HER: [parallel parking] i’m so bad at this

HIM: you should probably get tested

HER: lol it’s not that bad

HIM: i have chlamydia

@Lindsay_Bloch

Don’t try tell me how many months old your child is. I only recognize:
A. Potato phase
B. Shrieking pterodactyl phase
C. Tiny drunk person phase

@MikeDrucker

I’m so tired of being jealous of my friends’ successes. It’s unhealthy and only hurts me.
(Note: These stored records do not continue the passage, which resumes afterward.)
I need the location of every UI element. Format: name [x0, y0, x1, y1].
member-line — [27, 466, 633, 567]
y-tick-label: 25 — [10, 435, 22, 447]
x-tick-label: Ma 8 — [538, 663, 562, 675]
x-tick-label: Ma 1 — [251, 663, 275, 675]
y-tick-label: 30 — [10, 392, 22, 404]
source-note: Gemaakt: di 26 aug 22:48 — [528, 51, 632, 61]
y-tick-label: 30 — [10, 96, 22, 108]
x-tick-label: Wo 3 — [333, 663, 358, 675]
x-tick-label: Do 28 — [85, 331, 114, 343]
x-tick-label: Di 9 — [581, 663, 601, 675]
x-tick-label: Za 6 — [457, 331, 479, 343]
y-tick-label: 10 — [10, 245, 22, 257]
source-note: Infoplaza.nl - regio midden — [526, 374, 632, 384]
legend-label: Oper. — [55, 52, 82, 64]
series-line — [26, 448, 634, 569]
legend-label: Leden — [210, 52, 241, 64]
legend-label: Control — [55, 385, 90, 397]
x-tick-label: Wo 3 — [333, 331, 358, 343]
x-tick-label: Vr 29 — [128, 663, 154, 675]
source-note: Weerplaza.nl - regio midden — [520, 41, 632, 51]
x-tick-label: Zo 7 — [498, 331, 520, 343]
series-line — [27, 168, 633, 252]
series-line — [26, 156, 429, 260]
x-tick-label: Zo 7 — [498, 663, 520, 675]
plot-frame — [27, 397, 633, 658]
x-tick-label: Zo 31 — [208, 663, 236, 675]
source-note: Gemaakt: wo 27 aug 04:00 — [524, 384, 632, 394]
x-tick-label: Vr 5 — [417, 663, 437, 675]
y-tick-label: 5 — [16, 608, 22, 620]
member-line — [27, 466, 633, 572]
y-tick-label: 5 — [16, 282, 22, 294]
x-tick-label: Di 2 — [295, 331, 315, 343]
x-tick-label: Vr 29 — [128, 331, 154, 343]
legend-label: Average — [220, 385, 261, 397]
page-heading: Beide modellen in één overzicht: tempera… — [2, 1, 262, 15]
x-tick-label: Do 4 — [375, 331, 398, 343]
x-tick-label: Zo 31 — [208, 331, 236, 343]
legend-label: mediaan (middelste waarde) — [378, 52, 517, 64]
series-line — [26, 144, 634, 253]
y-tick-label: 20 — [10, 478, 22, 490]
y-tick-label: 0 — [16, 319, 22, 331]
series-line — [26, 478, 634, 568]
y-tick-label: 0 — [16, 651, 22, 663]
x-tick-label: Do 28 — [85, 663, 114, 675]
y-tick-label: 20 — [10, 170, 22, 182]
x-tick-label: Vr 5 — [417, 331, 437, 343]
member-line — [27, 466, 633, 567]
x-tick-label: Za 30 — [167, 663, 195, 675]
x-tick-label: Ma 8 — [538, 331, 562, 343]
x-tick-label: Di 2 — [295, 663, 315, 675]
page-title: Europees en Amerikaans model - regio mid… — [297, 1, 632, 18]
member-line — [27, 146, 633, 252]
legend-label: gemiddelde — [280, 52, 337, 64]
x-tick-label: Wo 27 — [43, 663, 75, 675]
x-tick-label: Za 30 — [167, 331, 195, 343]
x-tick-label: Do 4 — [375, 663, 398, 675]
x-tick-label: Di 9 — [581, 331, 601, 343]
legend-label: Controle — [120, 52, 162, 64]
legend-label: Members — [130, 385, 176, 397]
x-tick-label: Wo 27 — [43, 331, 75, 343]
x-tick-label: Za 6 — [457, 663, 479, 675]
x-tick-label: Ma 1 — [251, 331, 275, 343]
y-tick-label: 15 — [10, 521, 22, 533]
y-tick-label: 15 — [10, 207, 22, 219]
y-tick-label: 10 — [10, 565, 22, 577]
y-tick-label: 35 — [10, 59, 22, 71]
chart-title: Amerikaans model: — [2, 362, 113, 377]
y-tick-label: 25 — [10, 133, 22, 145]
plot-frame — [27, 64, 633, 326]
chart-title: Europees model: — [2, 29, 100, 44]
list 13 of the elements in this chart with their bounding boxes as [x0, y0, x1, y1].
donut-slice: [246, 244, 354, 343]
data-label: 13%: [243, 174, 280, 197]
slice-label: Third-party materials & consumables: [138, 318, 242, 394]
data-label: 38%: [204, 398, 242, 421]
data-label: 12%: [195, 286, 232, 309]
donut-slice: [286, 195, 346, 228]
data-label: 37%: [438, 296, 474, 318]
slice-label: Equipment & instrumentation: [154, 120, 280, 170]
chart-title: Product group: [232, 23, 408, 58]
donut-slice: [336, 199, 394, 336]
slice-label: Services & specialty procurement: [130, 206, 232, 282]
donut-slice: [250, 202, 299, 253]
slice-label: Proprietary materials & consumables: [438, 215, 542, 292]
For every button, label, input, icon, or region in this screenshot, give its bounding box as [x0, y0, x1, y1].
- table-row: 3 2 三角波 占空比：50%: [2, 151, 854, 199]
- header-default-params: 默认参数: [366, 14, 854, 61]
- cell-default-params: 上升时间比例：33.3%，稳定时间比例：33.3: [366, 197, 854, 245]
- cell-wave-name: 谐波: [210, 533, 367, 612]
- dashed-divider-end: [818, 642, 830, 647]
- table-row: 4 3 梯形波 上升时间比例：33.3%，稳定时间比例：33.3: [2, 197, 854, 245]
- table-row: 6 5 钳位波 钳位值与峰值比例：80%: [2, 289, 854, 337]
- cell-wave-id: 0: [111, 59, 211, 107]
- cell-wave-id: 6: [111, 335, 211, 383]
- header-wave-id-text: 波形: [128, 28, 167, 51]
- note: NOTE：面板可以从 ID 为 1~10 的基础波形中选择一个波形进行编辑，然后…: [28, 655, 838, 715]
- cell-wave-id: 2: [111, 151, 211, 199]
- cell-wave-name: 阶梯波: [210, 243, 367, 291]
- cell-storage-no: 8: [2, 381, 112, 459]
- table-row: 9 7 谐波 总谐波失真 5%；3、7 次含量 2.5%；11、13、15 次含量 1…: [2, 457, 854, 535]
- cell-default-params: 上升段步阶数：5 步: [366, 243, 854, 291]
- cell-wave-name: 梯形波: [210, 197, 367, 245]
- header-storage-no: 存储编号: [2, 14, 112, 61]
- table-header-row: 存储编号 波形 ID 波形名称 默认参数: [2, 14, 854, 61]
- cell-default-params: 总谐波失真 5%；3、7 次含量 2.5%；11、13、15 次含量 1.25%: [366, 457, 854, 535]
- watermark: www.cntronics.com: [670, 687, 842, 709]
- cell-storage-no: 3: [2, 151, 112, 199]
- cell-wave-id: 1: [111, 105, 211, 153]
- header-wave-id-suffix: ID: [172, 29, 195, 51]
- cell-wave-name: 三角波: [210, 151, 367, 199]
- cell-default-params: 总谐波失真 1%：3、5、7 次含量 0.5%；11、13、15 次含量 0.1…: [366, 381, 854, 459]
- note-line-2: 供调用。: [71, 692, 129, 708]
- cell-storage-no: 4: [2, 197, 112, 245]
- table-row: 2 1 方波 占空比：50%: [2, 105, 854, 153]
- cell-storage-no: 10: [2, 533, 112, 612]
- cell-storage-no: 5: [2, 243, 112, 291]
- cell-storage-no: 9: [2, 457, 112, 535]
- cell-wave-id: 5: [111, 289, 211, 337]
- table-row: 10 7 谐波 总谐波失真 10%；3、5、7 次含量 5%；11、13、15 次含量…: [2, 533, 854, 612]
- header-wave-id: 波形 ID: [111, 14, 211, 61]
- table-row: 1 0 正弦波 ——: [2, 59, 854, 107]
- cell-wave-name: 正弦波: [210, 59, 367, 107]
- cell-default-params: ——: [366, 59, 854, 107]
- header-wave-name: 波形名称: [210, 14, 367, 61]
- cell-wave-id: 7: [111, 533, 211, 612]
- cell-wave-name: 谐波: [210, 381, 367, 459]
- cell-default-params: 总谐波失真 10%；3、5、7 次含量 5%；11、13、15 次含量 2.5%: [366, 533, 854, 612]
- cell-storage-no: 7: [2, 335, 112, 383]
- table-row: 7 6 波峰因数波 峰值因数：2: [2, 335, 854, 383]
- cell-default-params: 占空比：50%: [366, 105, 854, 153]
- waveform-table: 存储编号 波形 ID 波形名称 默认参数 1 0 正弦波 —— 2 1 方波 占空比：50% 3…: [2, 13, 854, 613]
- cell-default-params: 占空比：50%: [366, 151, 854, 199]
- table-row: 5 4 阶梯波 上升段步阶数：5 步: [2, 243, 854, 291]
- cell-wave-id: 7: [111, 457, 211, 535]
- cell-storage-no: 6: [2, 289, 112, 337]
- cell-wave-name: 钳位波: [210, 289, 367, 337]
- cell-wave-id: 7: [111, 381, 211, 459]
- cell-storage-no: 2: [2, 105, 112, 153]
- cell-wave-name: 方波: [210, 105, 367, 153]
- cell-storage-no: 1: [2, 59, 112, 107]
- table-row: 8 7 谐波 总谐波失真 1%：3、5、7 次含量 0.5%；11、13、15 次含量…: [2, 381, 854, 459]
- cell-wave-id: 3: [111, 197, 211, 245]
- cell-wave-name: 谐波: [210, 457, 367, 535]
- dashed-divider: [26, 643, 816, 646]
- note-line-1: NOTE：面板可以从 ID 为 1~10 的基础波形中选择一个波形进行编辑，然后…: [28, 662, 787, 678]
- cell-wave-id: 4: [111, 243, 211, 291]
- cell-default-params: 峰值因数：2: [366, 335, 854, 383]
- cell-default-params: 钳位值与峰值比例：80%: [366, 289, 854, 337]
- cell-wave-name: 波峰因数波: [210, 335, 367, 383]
From now on, I’m going to focus on what’s really important: enjoying my friends’ failures.

@ch000ch

a self-checkout line with 0 mirrors what a joke

@ohen39

[sex-ed class]
kid: I still have some questions
me: let me explain *pauses sex-ed video* she can only pay the pizza guy with sex

@CornOnTheGoblin

[pretends my phone rings while on date] i gotta take this. hello? oh hi [watches date for reaction]… the teenage mutant ninja turtles

@BuckyIsotope

“I don’t have to run faster than the bear. I just have to run faster than you,” I say to my hiking companion. It is Usain Bolt. A bear waves

@HansGrubertron

Oh, your boyfriend’s learning spanish in isolation? That’s cute.

I’ve taught myself to throw a garden rake with astounding accuracy. But you made your choice.